葵はついさっきまで南波がいたショッピングモールのゲームセンターにカチコミをかけようとしたが、もう閉店時間を過ぎてしまっていて、建物にすら入れなかった。
どうすればいいだろうか? 葵は頭を抱えた。考えてみれば、恭一と南波とも連絡を取る手段がない。それぞれの本拠地が分かったことですっかり安心してしまっていた。

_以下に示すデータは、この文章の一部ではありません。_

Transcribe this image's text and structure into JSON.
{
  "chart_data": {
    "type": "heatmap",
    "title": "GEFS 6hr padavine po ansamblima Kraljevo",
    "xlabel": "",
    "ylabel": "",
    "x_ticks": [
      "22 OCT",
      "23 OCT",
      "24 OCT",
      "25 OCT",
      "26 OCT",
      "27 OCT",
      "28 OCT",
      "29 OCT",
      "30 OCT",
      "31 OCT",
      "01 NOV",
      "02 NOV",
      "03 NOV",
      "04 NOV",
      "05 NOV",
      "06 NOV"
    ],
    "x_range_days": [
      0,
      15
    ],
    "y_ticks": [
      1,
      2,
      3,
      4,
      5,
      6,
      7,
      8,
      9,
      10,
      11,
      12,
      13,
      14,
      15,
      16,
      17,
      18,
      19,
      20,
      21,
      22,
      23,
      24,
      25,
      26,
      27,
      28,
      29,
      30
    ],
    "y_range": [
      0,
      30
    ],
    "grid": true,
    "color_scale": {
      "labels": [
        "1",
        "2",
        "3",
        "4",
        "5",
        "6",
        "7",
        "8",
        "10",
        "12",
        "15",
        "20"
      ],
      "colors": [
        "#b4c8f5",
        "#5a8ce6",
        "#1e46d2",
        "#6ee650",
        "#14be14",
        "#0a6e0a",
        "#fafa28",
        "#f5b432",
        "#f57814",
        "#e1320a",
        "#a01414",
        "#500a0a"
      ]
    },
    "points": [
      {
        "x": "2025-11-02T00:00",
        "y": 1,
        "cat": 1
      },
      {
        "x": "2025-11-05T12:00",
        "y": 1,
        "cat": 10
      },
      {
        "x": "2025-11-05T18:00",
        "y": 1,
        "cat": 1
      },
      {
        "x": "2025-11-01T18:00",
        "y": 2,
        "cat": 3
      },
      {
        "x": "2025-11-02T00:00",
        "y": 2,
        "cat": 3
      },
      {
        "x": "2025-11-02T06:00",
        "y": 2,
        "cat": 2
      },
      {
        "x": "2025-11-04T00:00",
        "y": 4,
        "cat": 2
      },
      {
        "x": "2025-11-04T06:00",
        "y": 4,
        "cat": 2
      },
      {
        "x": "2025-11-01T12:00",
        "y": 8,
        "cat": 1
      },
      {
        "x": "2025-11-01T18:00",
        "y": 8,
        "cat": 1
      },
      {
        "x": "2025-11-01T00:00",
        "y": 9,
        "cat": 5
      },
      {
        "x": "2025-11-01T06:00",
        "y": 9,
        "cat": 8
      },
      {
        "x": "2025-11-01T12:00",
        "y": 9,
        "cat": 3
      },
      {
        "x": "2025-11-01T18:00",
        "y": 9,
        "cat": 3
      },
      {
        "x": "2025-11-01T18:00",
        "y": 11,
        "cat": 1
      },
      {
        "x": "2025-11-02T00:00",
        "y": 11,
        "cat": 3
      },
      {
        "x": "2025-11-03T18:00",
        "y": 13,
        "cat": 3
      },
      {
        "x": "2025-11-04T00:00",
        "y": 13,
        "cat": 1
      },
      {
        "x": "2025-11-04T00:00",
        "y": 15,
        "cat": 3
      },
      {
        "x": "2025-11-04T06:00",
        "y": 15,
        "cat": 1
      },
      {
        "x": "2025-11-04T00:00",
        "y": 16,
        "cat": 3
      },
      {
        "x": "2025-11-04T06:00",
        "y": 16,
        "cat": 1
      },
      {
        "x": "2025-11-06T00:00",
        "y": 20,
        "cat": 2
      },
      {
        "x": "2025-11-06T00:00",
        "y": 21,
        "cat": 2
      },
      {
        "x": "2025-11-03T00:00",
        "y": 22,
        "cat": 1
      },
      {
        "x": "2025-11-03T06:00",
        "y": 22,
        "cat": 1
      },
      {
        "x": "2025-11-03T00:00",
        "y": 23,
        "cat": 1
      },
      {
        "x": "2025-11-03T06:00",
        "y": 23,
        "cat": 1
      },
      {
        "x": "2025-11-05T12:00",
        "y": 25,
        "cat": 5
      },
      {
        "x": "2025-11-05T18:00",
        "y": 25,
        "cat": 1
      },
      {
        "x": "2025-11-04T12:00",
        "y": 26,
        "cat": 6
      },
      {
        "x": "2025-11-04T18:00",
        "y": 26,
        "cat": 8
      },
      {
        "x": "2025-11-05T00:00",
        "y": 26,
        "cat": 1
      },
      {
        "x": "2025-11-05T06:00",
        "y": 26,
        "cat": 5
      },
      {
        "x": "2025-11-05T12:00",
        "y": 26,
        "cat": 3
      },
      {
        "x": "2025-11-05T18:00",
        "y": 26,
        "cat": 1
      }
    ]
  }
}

このまま恭一の組織がある廃校に行くという手もあるが、もう恭一は家でテレビ三昧だろうし、かといって社長はじめ、あそこにいる人たちといきなり話すのは葵にとってはハードルが高すぎた。
「ちょっと、まだいるんでしょ! 出てきなさいよ!」
どうすることもできなくなった葵は、軽いパニックに陥り、ピクリとも動かないショッピングモールの自動ドアをガンガンと叩いた。ゲームセンターは、はるか先にあるというのに。
「おい、君、何をしてるんだね」
守衛のおじさんが、自動ドアを手で開いて中から出てきた。
「すみません。ちょっと忘れ物しちゃって…… 入れてもらえませんか」
葵はここぞとばかりの渾身のキラキラ眼と良い子声でお願いした。
「嘘つけ。絶対ちがうだろ。さっきの丸聞こえだったぞ」
秒で一蹴された。
……てへッ
「てへッ じゃない。私の質問に答えなさい。このまま扉をたたくなら警察を呼んでもいいんだぞ」
このおじさんの表情は緩むことがない。
「そんな厳しく言わないでくださいよ~」
普段はお小遣いをねだるときしか使わない渾身のぶりっこフルバーストで時間を稼いでいる間に、ここを突破するためにどうすれば良いか、葵は真剣に考えた。
「大体、もうこんな遅い時間にうら若い乙女が一人で出歩くもんじゃないよ。全く親御さんの顔が見てみた…た…t…」
葵が少しよそ見している内に、おじさんの声が不意に止んだ。いつの間にかおじさんがいなくなっていた。
「え?」
葵は辺りを見回した。そこは一本道で基本的には見晴らしはよかったが、どこにもおじさんの姿はなかった。ショッピングモールの中を覗き込んでも見える範囲にはいない。この一瞬の内に、そんな遠くまで行けるものだろうか。葵が訝しんでいると、ドタドタドタ! とアスファルトの路上ではありえないくらいの音量の足音で、誰かが走ってきた。
「おい、南波! いるんだろ! 出てこいよ! なあ! 頼むよ……」
なんかデジャブ。
半狂乱状態でショッピングモール入口の自動ドアをガンガン叩いているその男をよく見ると、それは葵がよく知っている人物だった。
「恭一? 何やってんの、こんなとこで!」
「もえたんが…… もえたんが…… 消えちゃったんだよう……」
恭一は半べそをかきながら、その場にへたり込んでしまった。